Así Es Nuevo México
- State song of New Mexico
- Lyrics: Amadeo Lucero, 1961
- Adopted: 1971; 54 years ago

= Así Es Nuevo México =

State song of the U.S. state of New Mexico

Así Es Nuevo México (English: "Such Is New Mexico") is the official Spanish language state song of the U.S. state of New Mexico, composed in a New Mexico music style. The words and music were created by contemporary composer Amadeo Lucero. It was performed with guitar accompaniment to the assembled members of the Legislature by Lieutenant Governor Roberto Mondragón at the opening session in 1971. It was enthusiastically received and promptly adopted as the Spanish-language version of the state song.

==Lyrics==

| Spanish | Literal English Translation |
| Un canto que traigo muy dentro del alma
 Lo canto a mi estado - mi tierra natal.
 De flores doradas mi tierra encantada
 De lindas mujeres - que no tiene igual. Así es Nuevo México
 Así es esta tierra del sol
 De sierras y valles de tierras frutales
 Así es Nuevo México El negro, el hispano, el anglo, el indio
 Todos son tus hijos, todos por igual.
 Tus pueblos y aldeas - mi tierra encantada
 De lindas mujeres que no tiene igual. Así es Nuevo México
 Así es esta tierra del sol
 De sierras y valles de tierras frutales
 Así es Nuevo México El Río del Norte, que es el Río Grande,
 Sus aguas corrientes fluyen hasta el mar
 Y riegan tus campos
 Mi tierra encantada de lindas mujeres
 Que no tiene igual. Así es Nuevo México
 Así es esta tierra del sol
 De sierras y valles de tierras frutales
 Así es Nuevo México Tus campos se visten de flores de mayo
 De lindos colores
 Que Dios les dotó
 Tus pájaros cantan mi tierra encantada
 Sus trinos de amores
 Al ser celestial. Así es Nuevo México
 Así es esta tierra del sol
 De sierras y valles de tierras frutales
 Así es Nuevo México Mi tierra encantada de historia bañada
 Tan linda, tan bella - sin comparación.
 Te rindo homenaje, te rindo cariño
 Soldado valiente - te rinde su amor.
 | A song that I carry deep in my soul
 I sing it to my state - my native land.
 Of golden flowers my enchanted land
 Of beautiful women - which has no equal.

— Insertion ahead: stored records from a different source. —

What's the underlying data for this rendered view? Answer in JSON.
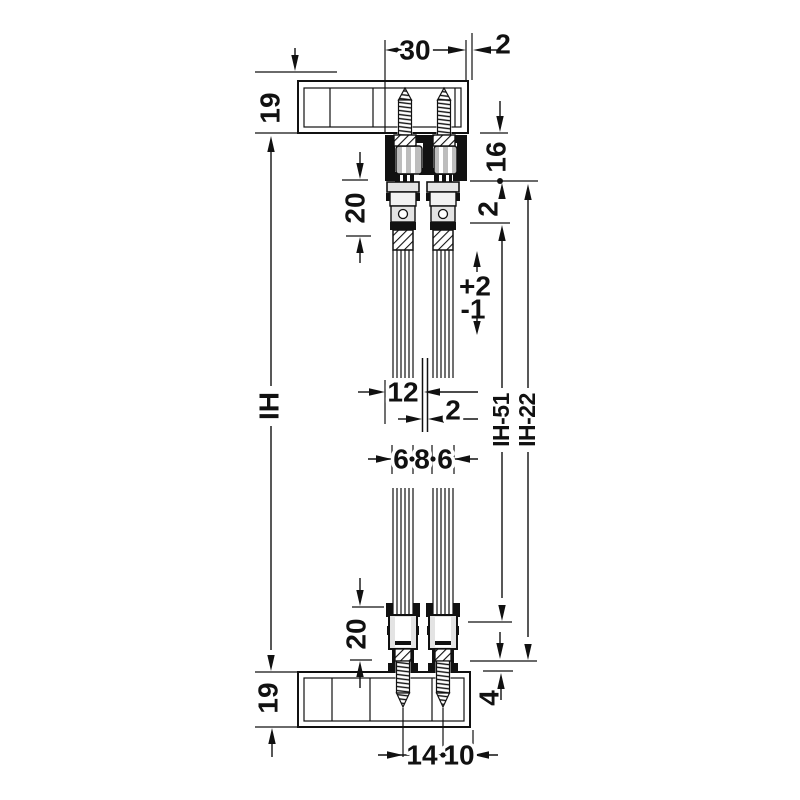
{
  "drawing": {
    "kind": "sliding-door-fitting-cross-section",
    "colors": {
      "line": "#111111",
      "roller_gray": "#bdbdbd",
      "profile_light": "#e3e3e3",
      "background": "#ffffff"
    }
  },
  "dimensions": {
    "track_width": "30",
    "wall_gap_top": "2",
    "top_panel_thickness": "19",
    "track_height": "16",
    "top_profile_height": "20",
    "track_bottom_gap": "2",
    "height_adjust_plus": "+2",
    "height_adjust_minus": "-1",
    "inner_height": "IH",
    "door_thickness": "12",
    "door_gap": "2",
    "glass_left": "6",
    "glass_mid": "8",
    "glass_right": "6",
    "ih_minus_51": "IH-51",
    "ih_minus_22": "IH-22",
    "bottom_profile_height": "20",
    "bottom_inset": "4",
    "bottom_panel_thickness": "19",
    "screw_spacing": "14",
    "edge_distance": "10"
  }
}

That's how New Mexico is
 That's how this land of the sun is
 Of mountains and valleys of fruited lands
 That's how New Mexico is The black, the Hispanic, the Anglo, the Indian
 All are your children, all equally.
 Your cities and towns - my enchanted land
 Of beautiful women, which has no equal. That's how New Mexico is
 That's how this land of the sun is
 Of mountains and valleys of fruited lands
 That's how New Mexico is The River of the North, which is the Rio Grande,
 Its running waters flow to the sea
 And irrigate your fields
 My enchanted land of beautiful women
 Which has no equal. That's how New Mexico is
 That's how this land of the sun is
 Of mountains and valleys of fruited lands
 That's how New Mexico is Your fields are dressed with May flowers
 Of beautiful colors
 That God gifted them
 Your birds sing, my enchanted land,
 Their trills of love
 To the heavenly being. That's how New Mexico is
 That's how this land of the sun is
 Of mountains and valleys of fruited lands
 That's how New Mexico is My enchanted land bathed with history
 So pretty, so lovely - without comparison.
 I render you homage, I render you affection
 Valiant soldier - he renders to you his love.